MI CAMINO DE SANTIAGO (I): REFLEXIONES PREVIAS

   
     Comienzo a preparar este post casi 1 año después de haber acabado mi primer Camino de Santiago, y sí, digo primero porque en estos momentos tengo la sensación de que habrá, si circunstancias mayores no lo impiden, muchos más, pues ha sido una experiencia muy positiva (dicen que el Camino te cambia la vida, yo no sé si en mi caso es para tanto, creo que no, pero habrá que ir viéndolo...).

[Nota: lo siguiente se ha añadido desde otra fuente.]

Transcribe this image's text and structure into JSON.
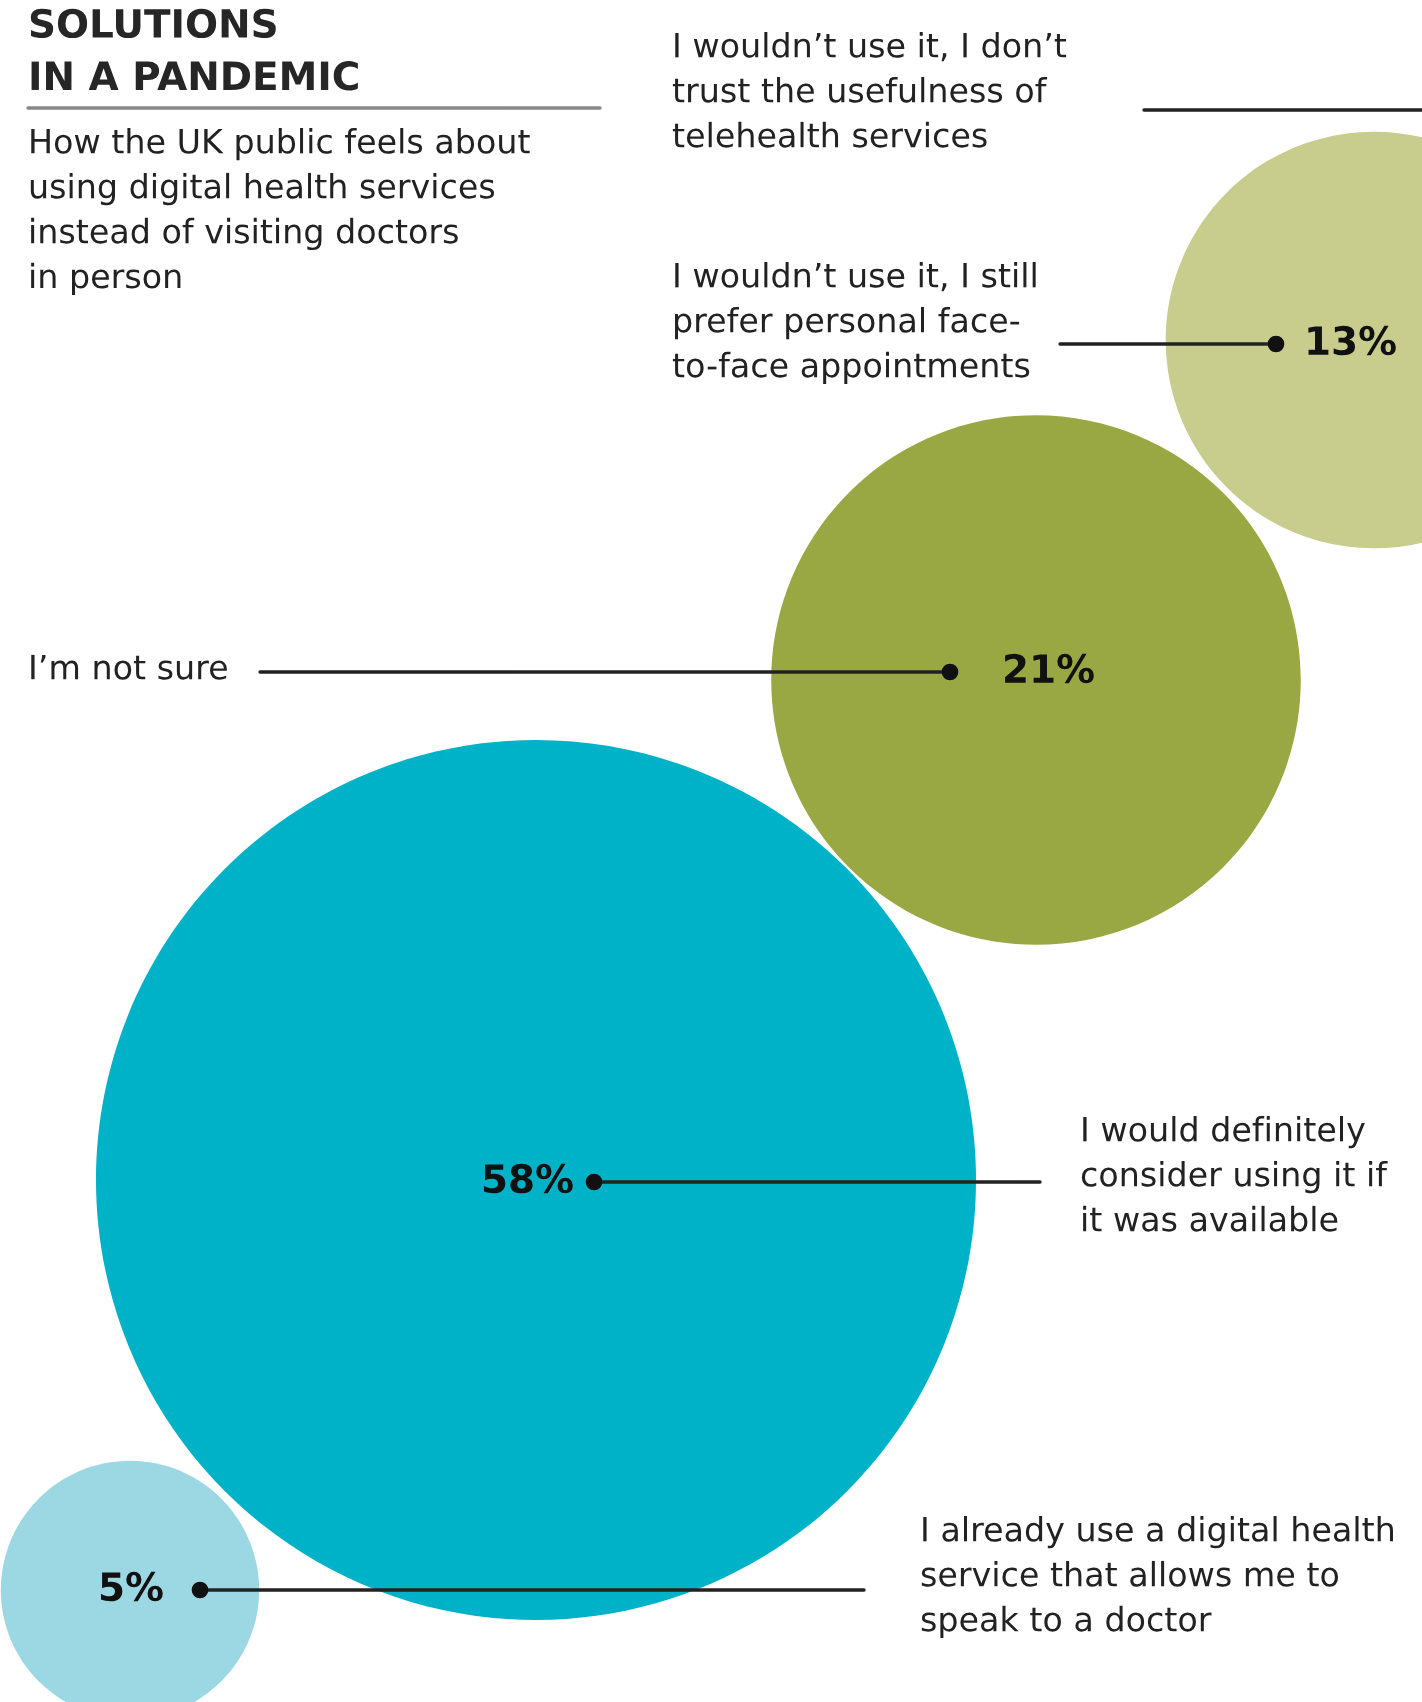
{
  "chart_data": {
    "type": "other",
    "title": "SOLUTIONS\nIN A PANDEMIC",
    "subtitle": "How the UK public feels about\nusing digital health services\ninstead of visiting doctors\nin person",
    "categories": [
      "I wouldn’t use it, I don’t\ntrust the usefulness of\ntelehealth services",
      "I wouldn’t use it, I still\nprefer personal face-\nto-face appointments",
      "I’m not sure",
      "I would definitely\nconsider using it if\nit was available",
      "I already use a digital health\nservice that allows me to\nspeak to a doctor"
    ],
    "values": [
      null,
      13,
      21,
      58,
      5
    ],
    "value_labels": [
      null,
      "13%",
      "21%",
      "58%",
      "5%"
    ],
    "colors": [
      "#c8cc8c",
      "#c8cc8c",
      "#9aa843",
      "#00b2c8",
      "#9bd8e4"
    ]
  }
}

     A partir de estas líneas y en las próximas entregas en esta bitácora que tengo últimamente tan abandonada pretendo contar como ha sido esta experiencia, como ha sido mi Camino, un poco con la necesidad de recordar y dejarlo plasmado (a lo largo de los días que estuve caminando me encontré con varias personas que cada día trataban de escribir lo que habían vivido, yo decidí apelar a mi memoria...), como siempre sin saber si a alguien más le puede interesar, aunque creo que sí, pero en todo caso, como algo para mí. Tengo claro que, pasado este tiempo no me acordaré de todo y también que tampoco puedo ni quiero contar todo lo que pensé, sentí, viví, más que nada porque también afecta a otras personas.

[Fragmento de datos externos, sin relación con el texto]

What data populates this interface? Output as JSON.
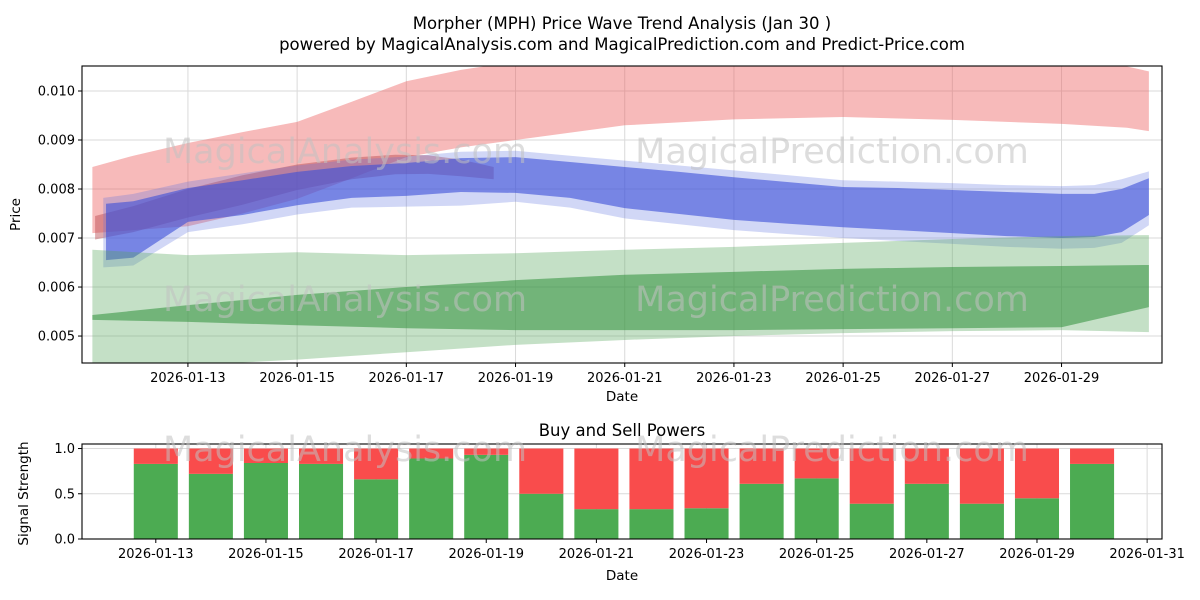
{
  "watermarks": {
    "analysis": "MagicalAnalysis.com",
    "prediction": "MagicalPrediction.com",
    "color": "#c2c2c2"
  },
  "chart_data": [
    {
      "type": "area",
      "title": "Morpher (MPH) Price Wave Trend Analysis (Jan 30 )",
      "subtitle": "powered by MagicalAnalysis.com and MagicalPrediction.com and Predict-Price.com",
      "xlabel": "Date",
      "ylabel": "Price",
      "xlim": [
        11.06,
        30.84
      ],
      "ylim": [
        0.00445,
        0.01051
      ],
      "grid": true,
      "gridline_color": "#dadada",
      "frame_color": "#000000",
      "x_ticks": {
        "days": [
          13,
          15,
          17,
          19,
          21,
          23,
          25,
          27,
          29
        ],
        "labels": [
          "2026-01-13",
          "2026-01-15",
          "2026-01-17",
          "2026-01-19",
          "2026-01-21",
          "2026-01-23",
          "2026-01-25",
          "2026-01-27",
          "2026-01-29"
        ]
      },
      "y_ticks": {
        "values": [
          0.005,
          0.006,
          0.007,
          0.008,
          0.009,
          0.01
        ],
        "labels": [
          "0.005",
          "0.006",
          "0.007",
          "0.008",
          "0.009",
          "0.010"
        ]
      },
      "bands": [
        {
          "name": "resistance-fan-outer",
          "color": "#ed5a5a",
          "opacity": 0.42,
          "x": [
            11.25,
            12,
            13,
            14,
            15,
            16,
            17,
            18,
            19,
            21,
            23,
            25,
            27,
            29,
            30.2,
            30.6
          ],
          "upper": [
            0.00845,
            0.00868,
            0.00894,
            0.00916,
            0.00937,
            0.00978,
            0.0102,
            0.01043,
            0.0106,
            0.0106,
            0.0106,
            0.0106,
            0.0106,
            0.0106,
            0.0105,
            0.0104
          ],
          "lower": [
            0.0071,
            0.00716,
            0.00724,
            0.0075,
            0.0078,
            0.00822,
            0.00865,
            0.00885,
            0.009,
            0.0093,
            0.00942,
            0.00947,
            0.00941,
            0.00933,
            0.00925,
            0.00918
          ]
        },
        {
          "name": "resistance-fan-inner",
          "color": "#b8464e",
          "opacity": 0.45,
          "x": [
            11.3,
            12,
            13,
            14,
            15,
            16,
            16.8,
            17.4,
            18,
            18.6
          ],
          "upper": [
            0.00745,
            0.00765,
            0.008,
            0.00828,
            0.0085,
            0.00864,
            0.0087,
            0.00869,
            0.0086,
            0.00845
          ],
          "lower": [
            0.00697,
            0.00712,
            0.00742,
            0.00768,
            0.00798,
            0.0082,
            0.0083,
            0.00831,
            0.00826,
            0.0082
          ]
        },
        {
          "name": "price-fan-outer",
          "color": "#5a6fe0",
          "opacity": 0.28,
          "x": [
            11.45,
            12,
            13,
            14,
            15,
            16,
            17,
            18,
            19,
            20,
            21,
            22,
            23,
            24,
            25,
            26,
            27,
            28,
            29,
            29.6,
            30.1,
            30.6
          ],
          "upper": [
            0.00782,
            0.0079,
            0.00815,
            0.00832,
            0.00848,
            0.0086,
            0.00866,
            0.00876,
            0.00878,
            0.00868,
            0.00858,
            0.00848,
            0.00838,
            0.00828,
            0.00818,
            0.00815,
            0.00812,
            0.00808,
            0.00806,
            0.00808,
            0.0082,
            0.00836
          ],
          "lower": [
            0.0064,
            0.00644,
            0.00712,
            0.00728,
            0.00748,
            0.00762,
            0.00764,
            0.00766,
            0.00774,
            0.00762,
            0.0074,
            0.00728,
            0.00716,
            0.00708,
            0.007,
            0.00694,
            0.00688,
            0.00682,
            0.00678,
            0.0068,
            0.0069,
            0.00726
          ]
        },
        {
          "name": "price-fan-core",
          "color": "#3a4fd8",
          "opacity": 0.6,
          "x": [
            11.5,
            12,
            13,
            14,
            15,
            16,
            17,
            18,
            19,
            20,
            21,
            22,
            23,
            24,
            25,
            26,
            27,
            28,
            29,
            29.6,
            30.1,
            30.6
          ],
          "upper": [
            0.0077,
            0.00775,
            0.00802,
            0.00818,
            0.00835,
            0.00847,
            0.00853,
            0.00863,
            0.00865,
            0.00855,
            0.00845,
            0.00835,
            0.00824,
            0.00814,
            0.00804,
            0.00802,
            0.00798,
            0.00794,
            0.0079,
            0.0079,
            0.008,
            0.00822
          ],
          "lower": [
            0.00655,
            0.0066,
            0.00733,
            0.00747,
            0.00767,
            0.00782,
            0.00786,
            0.00794,
            0.00792,
            0.00782,
            0.00761,
            0.00749,
            0.00737,
            0.00729,
            0.00722,
            0.00716,
            0.0071,
            0.00704,
            0.007,
            0.00702,
            0.00712,
            0.00747
          ]
        },
        {
          "name": "support-fan-outer",
          "color": "#55a55c",
          "opacity": 0.35,
          "x": [
            11.25,
            13,
            15,
            17,
            19,
            21,
            23,
            25,
            27,
            29,
            30.6
          ],
          "upper": [
            0.00676,
            0.00665,
            0.00671,
            0.00665,
            0.00669,
            0.00676,
            0.00682,
            0.0069,
            0.00698,
            0.00704,
            0.00706
          ],
          "lower": [
            0.0044,
            0.0044,
            0.00452,
            0.00467,
            0.00482,
            0.00492,
            0.005,
            0.00506,
            0.0051,
            0.00512,
            0.00508
          ]
        },
        {
          "name": "support-fan-core",
          "color": "#2f8f3b",
          "opacity": 0.55,
          "x": [
            11.25,
            13,
            15,
            17,
            19,
            21,
            23,
            25,
            27,
            29,
            30.6
          ],
          "upper": [
            0.00543,
            0.00563,
            0.00584,
            0.006,
            0.00614,
            0.00625,
            0.00631,
            0.00637,
            0.00641,
            0.00643,
            0.00645
          ],
          "lower": [
            0.00533,
            0.00529,
            0.00522,
            0.00516,
            0.00512,
            0.00512,
            0.00512,
            0.00514,
            0.00516,
            0.00518,
            0.00559
          ]
        }
      ]
    },
    {
      "type": "bar",
      "title": "Buy and Sell Powers",
      "xlabel": "Date",
      "ylabel": "Signal Strength",
      "xlim": [
        11.66,
        31.27
      ],
      "ylim": [
        0,
        1.05
      ],
      "grid": true,
      "gridline_color": "#dadada",
      "frame_color": "#000000",
      "bar_width_days": 0.8,
      "categories": [
        "2026-01-13",
        "2026-01-14",
        "2026-01-15",
        "2026-01-16",
        "2026-01-17",
        "2026-01-18",
        "2026-01-19",
        "2026-01-20",
        "2026-01-21",
        "2026-01-22",
        "2026-01-23",
        "2026-01-24",
        "2026-01-25",
        "2026-01-26",
        "2026-01-27",
        "2026-01-28",
        "2026-01-29",
        "2026-01-30"
      ],
      "category_days": [
        13,
        14,
        15,
        16,
        17,
        18,
        19,
        20,
        21,
        22,
        23,
        24,
        25,
        26,
        27,
        28,
        29,
        30
      ],
      "series": [
        {
          "name": "Buy",
          "color": "#4cab52",
          "values": [
            0.83,
            0.72,
            0.84,
            0.83,
            0.66,
            0.89,
            0.93,
            0.5,
            0.33,
            0.33,
            0.34,
            0.61,
            0.67,
            0.39,
            0.61,
            0.39,
            0.45,
            0.83
          ]
        },
        {
          "name": "Sell",
          "color": "#f94c4c",
          "values": [
            0.17,
            0.28,
            0.16,
            0.17,
            0.34,
            0.11,
            0.07,
            0.5,
            0.67,
            0.67,
            0.66,
            0.39,
            0.33,
            0.61,
            0.39,
            0.61,
            0.55,
            0.17
          ]
        }
      ],
      "x_ticks": {
        "days": [
          13,
          15,
          17,
          19,
          21,
          23,
          25,
          27,
          29,
          31
        ],
        "labels": [
          "2026-01-13",
          "2026-01-15",
          "2026-01-17",
          "2026-01-19",
          "2026-01-21",
          "2026-01-23",
          "2026-01-25",
          "2026-01-27",
          "2026-01-29",
          "2026-01-31"
        ]
      },
      "y_ticks": {
        "values": [
          0.0,
          0.5,
          1.0
        ],
        "labels": [
          "0.0",
          "0.5",
          "1.0"
        ]
      }
    }
  ]
}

     Lo primero de todo es comentar que aunque el Camino ha llegado en este momento, es algo que llevo rumiando mucho, pero que mucho tiempo, dándose las circunstancias apropiadas para hacerlo, entre las que están la independencia y la seguridad en mí mismo para intentarlo.

     Una cosa tenía seguro, y era que cuando comenzara con esta aventura quería hacerlo "a lo grande", es decir, hacer el Camino entero, a pesar de lo que esto supone y de que algunos me decían "y por qué no empiezas más cerca". No sé si la decisión se podía considerar como valiente, más cuando la idea era empezarlo solo, o una insensatez. Ahora, una vez terminado, y con el reposo de este año que ha pasado, el adjetivo no puede ser otro que acertada, aunque en algunos momentos, pocos pero los hubo, la palabra insensatez estuvo presente en mí.

     Otra de las cosas que tenía clara era cuál debía ser el punto de partida y este era el puerto de Somport, en Candachú (Huesca), o sea el comienzo del camino francés por el ramal aragonés, en la misma frontera con Francia. Es mucho más habitual el comienzo por el  ramal navarro en Roncesvalles o incluso con una primera etapa con origen francés en Saint Jean Pied de Port.

     Puede que una de las razones fuese "simplemente" ver in situ la estación internacional de Canfranc, una maravilla de edificio modernista que mucho tiempo atrás vi en un reportaje y me enamoró y que en la actualidad se encuentra abandonado, un tanto decrépito, y que lamentablemente si no se le da un uso se irá deteriorando a pasos agigantados (lo último que he leído es que sí, que además de un gran albergue de peregrinos se convierta también en un espacio dedicado al Camino y supongo que a resaltar los valores ecológicos y turísticos de la zona, cuándo, eso ya no lo sé...).



     Así es que  después de bastante tiempo leyendo, preparando como iban a ser las rutas en  una auto-guía impresa en papel por si se daba la circunstancia de encontrarme sin cobertura en estos tiempos en los que tienes casi todo a través de internet y tu móvil (yo he utilizado una web muy recomendable llamada Gronze.com), los lugares de pernoctación, saliendo a caminar para ir preparando las piernas, pensando el material que llevaría en la mochila, llegó el día de partir, primero hacia Madrid, tal que un domingo 9 de julio, desde donde a la mañana siguiente, bien temprano, cogería un AVE hasta la estación de Delicias en Zaragoza.

     A la capital maña llegaría en tan solo poco más de una hora, ¡qué diferencia con el siguiente tren, el que me llevara hasta Canfranc-estación, en un tren como los que veía en Peñaranda cuando apenas era un niño! El Canfranero se llama y tarda, nada más y nada menos que casi 4 horas en hacer un recorrido de unos 165 kilómetros.



     Aproveché la primera parte del viaje, la más fea, para dormir un poco (apenas había pegado ojo por la noche en un alojamiento cercano a la estación madrileña de Atocha, en el que el ruido de los pasillos y de la calle eran la constante). Cuando desperté empecé a ver y disfrutar del paisaje de los valles pirenaicos y en ese momento es cuando definitivamente me di cuenta que sí, que quería emprender esa, para mí, gran aventura.